Cherrypicking cable channels won’t make sense in an on-demand future
The prospect of consumers getting the ability to choose which cable channels they want has proven to be a remarkably resilient fantasy.
Maybe that’s because TV executives can’t seem to resist giving the proposition just enough attention to make it seem possible. Verizon CEO Lowell McAdam described the a la carte business model at the National Assn. of Broadcasters confab earlier this month as “a novel way that could help protect subscriptions in the long run.” An unprecedented antitrust suit filed by Cablevision against Viacom has also renewed speculation.
But now is as good a time as any to point out the absurdity inherent in a debate that has raged from Congress to coffee shops going back a decade. A-la-carte channel choice no longer makes a lick of sense in the age of on-demand viewing. A post-bundle world would require a much different environment than the one a la carte fans envision, one that probably draws more on title-oriented platforms like Netflix or iTunes than on TV’s linear lineage.
A la carte might seem too damned reasonable to criticize. After all, if the average U.S. home watches only about 16 channels per month out of the 135 channels a typical pay TV subscription provides, why can’t it just be given a menu from which to pick and choose channels?
But programmers and distributors have more than $30 billion worth of reasons to not break up the bundle of channels they’ve sold together since the pay TV biz began.
Still, let’s put aside for a moment the contention that content companies have long made, which is that individual channels would cost so much more in an a la carte scenario that unbundling won’t be worth it. Instead, think about your favorite channel: How many individual programs on it do you regularly watch?
There’s no available data on this, but consider there are maybe one or two channels out there at most that inspire the kind of devotion where you’re watching more than half of the content available on a particular channel. But beyond that, who really watches more than 10% of what’s available on any single channel?

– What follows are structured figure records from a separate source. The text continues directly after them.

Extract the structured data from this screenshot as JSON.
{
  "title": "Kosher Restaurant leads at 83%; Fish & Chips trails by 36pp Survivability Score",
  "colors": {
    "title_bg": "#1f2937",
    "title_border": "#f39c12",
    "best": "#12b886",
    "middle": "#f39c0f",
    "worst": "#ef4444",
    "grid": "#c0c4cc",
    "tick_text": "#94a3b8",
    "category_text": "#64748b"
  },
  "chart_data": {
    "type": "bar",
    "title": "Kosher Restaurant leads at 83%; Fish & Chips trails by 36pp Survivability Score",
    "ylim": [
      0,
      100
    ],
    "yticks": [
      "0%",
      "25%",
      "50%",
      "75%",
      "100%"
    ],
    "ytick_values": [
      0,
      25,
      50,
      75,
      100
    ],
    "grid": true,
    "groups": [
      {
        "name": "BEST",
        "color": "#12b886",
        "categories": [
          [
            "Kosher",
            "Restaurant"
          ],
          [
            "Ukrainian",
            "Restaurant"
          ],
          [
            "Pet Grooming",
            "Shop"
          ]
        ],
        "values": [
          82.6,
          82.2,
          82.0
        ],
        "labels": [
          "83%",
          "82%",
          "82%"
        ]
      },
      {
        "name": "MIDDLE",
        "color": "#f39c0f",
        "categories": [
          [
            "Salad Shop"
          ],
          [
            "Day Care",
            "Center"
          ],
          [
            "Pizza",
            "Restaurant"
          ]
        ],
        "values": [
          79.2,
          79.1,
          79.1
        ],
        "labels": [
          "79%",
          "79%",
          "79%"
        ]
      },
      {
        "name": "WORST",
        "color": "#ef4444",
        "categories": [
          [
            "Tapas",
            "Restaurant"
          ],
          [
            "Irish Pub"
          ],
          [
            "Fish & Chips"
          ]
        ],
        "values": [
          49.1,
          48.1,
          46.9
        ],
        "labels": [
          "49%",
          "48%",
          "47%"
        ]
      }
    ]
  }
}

In our long-suppressed zeal to free ourselves of the multichannel bundle, it’s easy to overlook that a network in and of itself is just another kind of bundle.
A la carte is a conceptual slippery slope: If a consumer is given the ability to cherrypick, say, Bravo, but forgo Disney Channel and Nickelodeon why would the same consumers be OK with paying for Bravo shows “Rachel Zoe Project” and “Watch What Happens Live” when all they want is “Top Chef?” If I just want one hour of a channel, why would I pay for 23 others I don’t want?
And if you enjoy “Top Chef,” it’s possible you’re likelier to watch Food Network’s “Chopped” or HGTV’s “Ace of Cakes” than non-foodie Bravo programming. A cross-channel purchase based on genre is more compelling than any one channel.
A la carte confuses the true brand currency of the TV kingdom: it’s the shows, not the channels. The programming-to-pricing ratio will be out of whack as long as the channel model holds sway.
To create a marketplace truly better off without the bundle, content companies would have to share their product in one massive trove for onestop shopping of tens of thousands of programs, where they can be re-aggregated by consumers free of traditional borders including channels, production companies and the conglomerates themselves. Then let great user experience and data-mining take care of the rest.
That may not mean the channels of yesteryear go away entirely. But the notion that unbundling will leave channels more important than ever, is folly. A la carte is a delusion we’ve held onto for so long that no one bothered to notice how obsolete it already is.